Sacrificial Victim: Taking the Nation Apart in Thomas Vinterberg’s The Hunt

Document Type

Article - Merrimack Access Only

Publication Title

Studies in European Cinema

Publication Date


Abstract/ Summary

Thomas Vinterberg’s The Hunt (2012) transforms a homogeneous rural community in Denmark into a violent space where Lucas, an innocent man wrongly accused of indecent exposure, suffers physical violence and ostracism. The article analyses the film as an intervention in a ‘culture war’ and as a warning against New Nationalisms, or populist nationalism in the European Union and the United States. The film is contextualized within Danish film and political culture. The village’s peculiar construction as an isolated community is discussed in regard to the role that the countryside occupies in the Danish national imaginary.

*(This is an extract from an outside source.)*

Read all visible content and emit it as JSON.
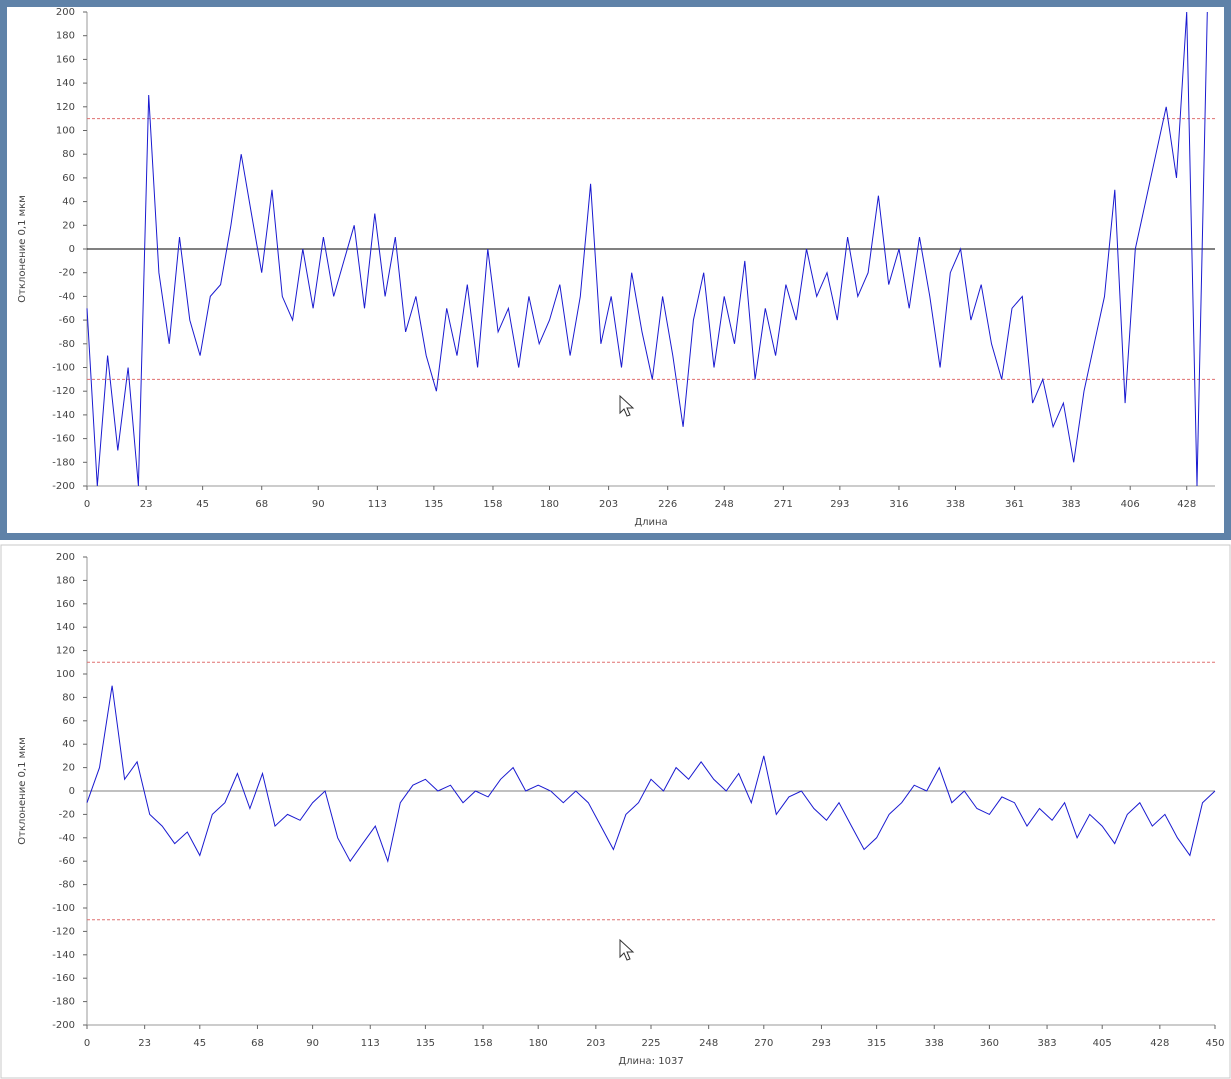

By linking the village community to both historical constructions of the Danish national community as well as articulations of the nation by New Nationalisms, the article proposes to read the film as a warning against the ideals of purity and homogeneity espoused by contemporary populist nationalisms and as a problematic national allegory. In the film, Lucas occupies the space of the Other of all the subjectivities excluded by neo-nationalist discourse. The violence and ostracism to which his neighbours and friends subject him signals the physical and discursive violence of New Nationalisms.